1 Corinthians 10:1-13
When will they ever learn? Paul retells our story — even though many of the people to whom he wrote, Gentile converts in Asia Minor — had nothing to do with the Exodus of the Hebrews from Egypt centuries before. The story of liberation and Passover and the ten plagues, and the parting of the Red Sea, or the disobedience and murmuring in the desert, and God’s faithful response throughout, was not one they grew up with. But by telling the story, teaching the scriptures, and inviting his hearers (for Paul’s letters were read aloud in the assembly and the first “readers” were actually hearers) to live the story — and learn from it — and do better!

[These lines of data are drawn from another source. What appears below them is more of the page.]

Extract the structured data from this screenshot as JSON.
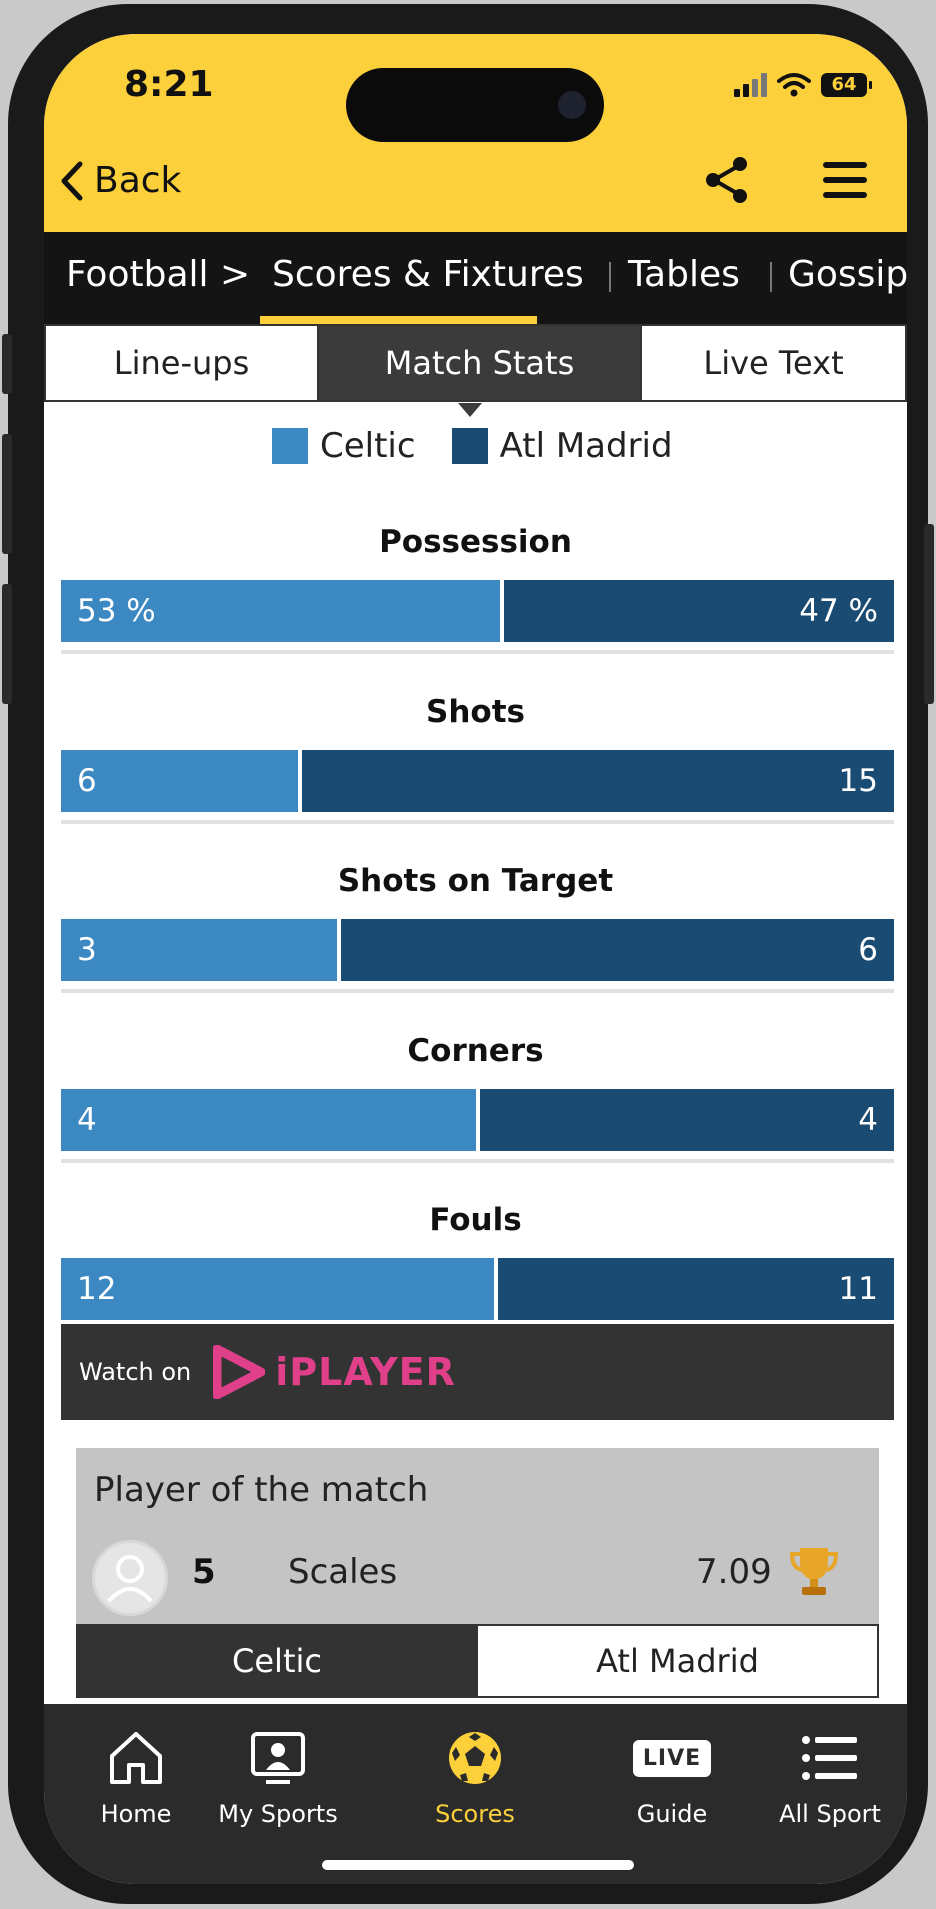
{
  "status_bar": {
    "time": "8:21",
    "battery": "64"
  },
  "header": {
    "back_label": "Back"
  },
  "nav": {
    "football": "Football >",
    "scores_fixtures": "Scores & Fixtures",
    "tables": "Tables",
    "gossip": "Gossip"
  },
  "tabs": {
    "lineups": "Line-ups",
    "match_stats": "Match Stats",
    "live_text": "Live Text"
  },
  "legend": {
    "home": "Celtic",
    "away": "Atl Madrid",
    "home_color": "#3b88c3",
    "away_color": "#1a4b73"
  },
  "stats": [
    {
      "title": "Possession",
      "home": "53 %",
      "away": "47 %",
      "home_value": 53,
      "away_value": 47
    },
    {
      "title": "Shots",
      "home": "6",
      "away": "15",
      "home_value": 6,
      "away_value": 15
    },
    {
      "title": "Shots on Target",
      "home": "3",
      "away": "6",
      "home_value": 3,
      "away_value": 6
    },
    {
      "title": "Corners",
      "home": "4",
      "away": "4",
      "home_value": 4,
      "away_value": 4
    },
    {
      "title": "Fouls",
      "home": "12",
      "away": "11",
      "home_value": 12,
      "away_value": 11
    }
  ],
  "iplayer": {
    "watch_on": "Watch on",
    "brand": "iPLAYER"
  },
  "player_of_match": {
    "title": "Player of the match",
    "number": "5",
    "name": "Scales",
    "rating": "7.09"
  },
  "team_tabs": {
    "home": "Celtic",
    "away": "Atl Madrid"
  },
  "bottom_nav": {
    "home": "Home",
    "my_sports": "My Sports",
    "scores": "Scores",
    "guide": "Guide",
    "guide_badge": "LIVE",
    "all_sport": "All Sport"
  }
}
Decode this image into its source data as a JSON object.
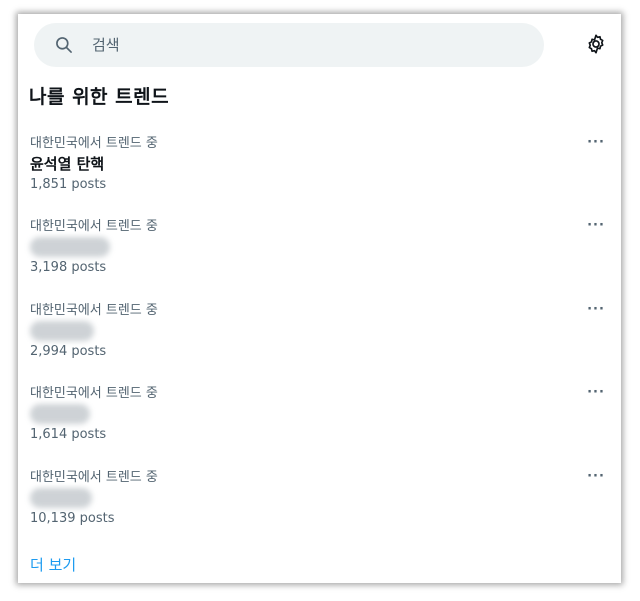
{
  "search": {
    "placeholder": "검색"
  },
  "icons": {
    "search": "search-icon",
    "settings": "gear-icon",
    "more": "more-horizontal-icon"
  },
  "section_title": "나를 위한 트렌드",
  "trends": [
    {
      "context": "대한민국에서 트렌드 중",
      "name": "윤석열 탄핵",
      "posts": "1,851 posts",
      "more": "···"
    },
    {
      "context": "대한민국에서 트렌드 중",
      "name": "",
      "posts": "3,198 posts",
      "more": "···"
    },
    {
      "context": "대한민국에서 트렌드 중",
      "name": "",
      "posts": "2,994 posts",
      "more": "···"
    },
    {
      "context": "대한민국에서 트렌드 중",
      "name": "",
      "posts": "1,614 posts",
      "more": "···"
    },
    {
      "context": "대한민국에서 트렌드 중",
      "name": "",
      "posts": "10,139 posts",
      "more": "···"
    }
  ],
  "show_more": "더 보기",
  "colors": {
    "accent": "#1d9bf0",
    "secondary_text": "#536471",
    "primary_text": "#0f1419",
    "search_bg": "#eff3f4"
  }
}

As Paul makes clear, this story is not only something we have in common, learning from it is doable. Their lives can serve as an example to us, just as they were to the Corinthian Christians. The testing we experience is common to all humanity, and together we can prevail against our worst nature and triumph through out better nature.
Luke 13:1-9
I remember how, in college, I opened a box of newspaper articles I’d clipped as a high school student. These clippings were barely five years old. On the back of one of them was a list of best selling books. None of them were significant anymore. They’d had their day. But there were any number of books I’d read and enjoyed that never made a best seller list that were still being purchased and were still changing lives. That was decades ago, and I find the same is still true. Good things last.
The people call Jesus’ attention to a current event — a massacre of Galileans at the hand of Pilate, probably as part of a tax revolt. Jesus in turn points to another current event — the collapse of a tower, perhaps because of weather, perhaps because of shoddy construction. In both cases people died. Yet Jesus suggests that their lives were significant not because of the particular current events that surrounded their deaths. They had eternal significance because of eternal choices.

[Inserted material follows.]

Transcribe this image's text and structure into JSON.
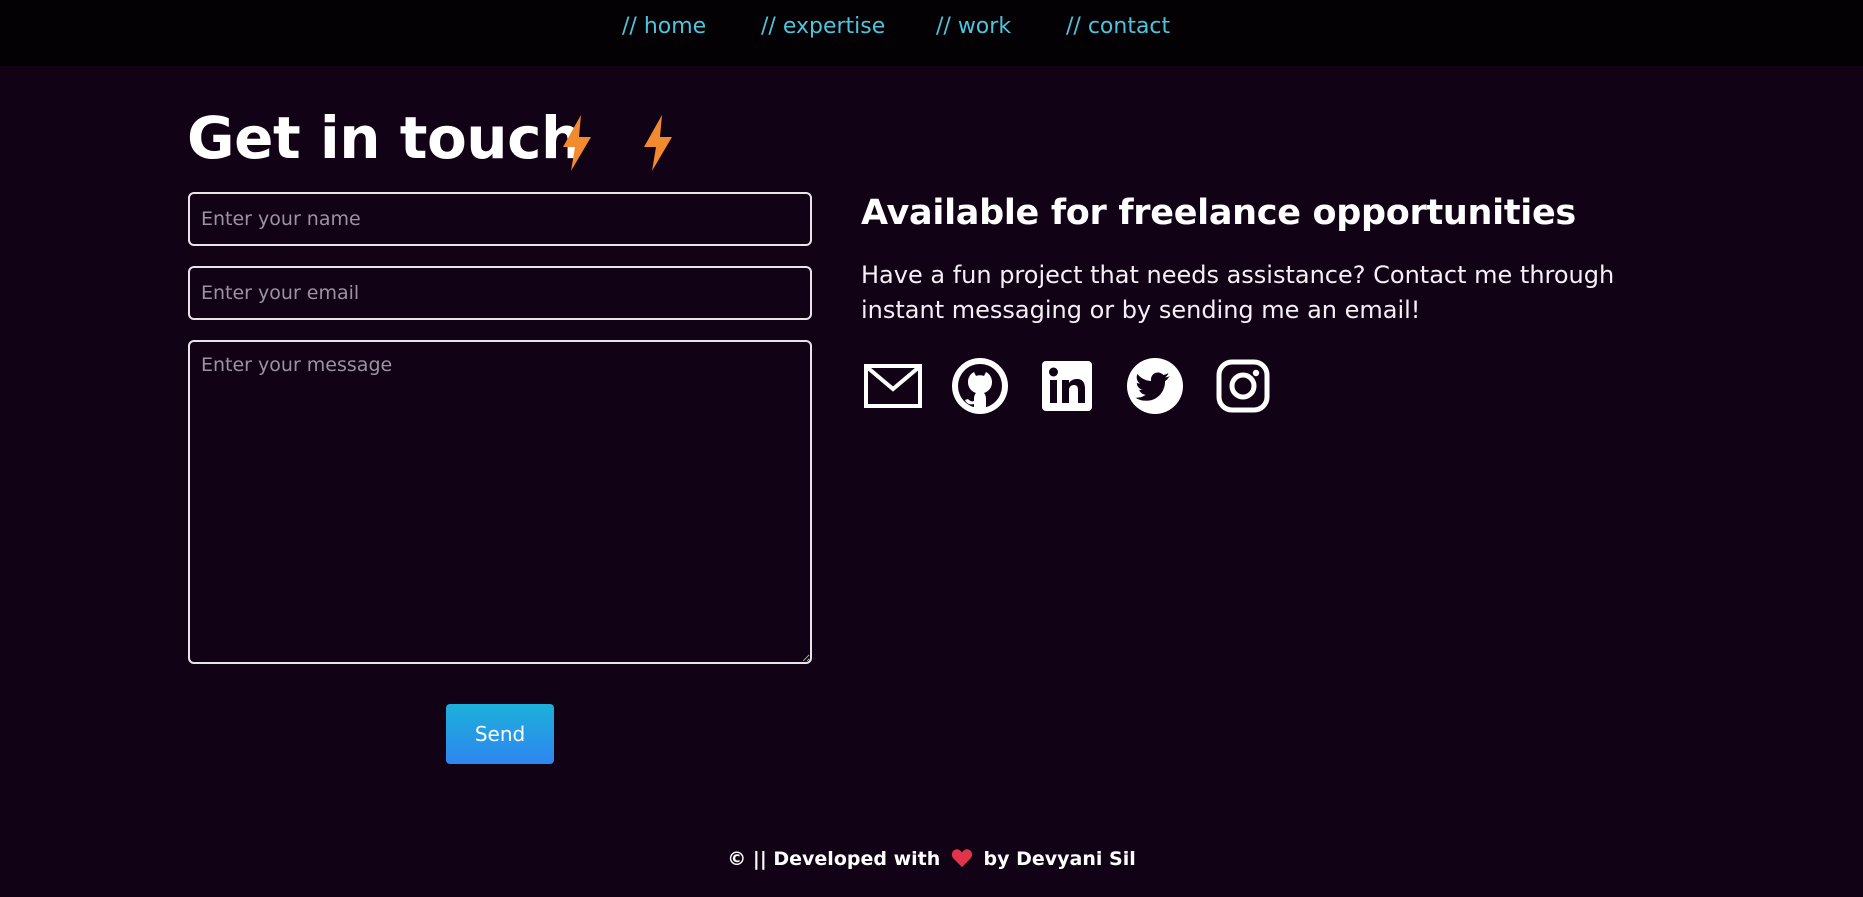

When will we ever learn? The news cycle gets shorter and shorter, and the clamoring that surrounds it can be deafening — so that like the tree in the parable, concluding this section, we fail to produce fruit. But we have an advocate — the gardener, who seems to have plenty of Jesus in him. Just as Jesus was not afraid to do a filthy job, washing the feet of his disciples, in order to demonstrate the quality of servanthood to which we are called, so the gardener in the parable offers to get his hands filthy dirty, working manure into the soil with his bare hands in an effort to save the tree. We’re worth it to God. Are we worth it to each other?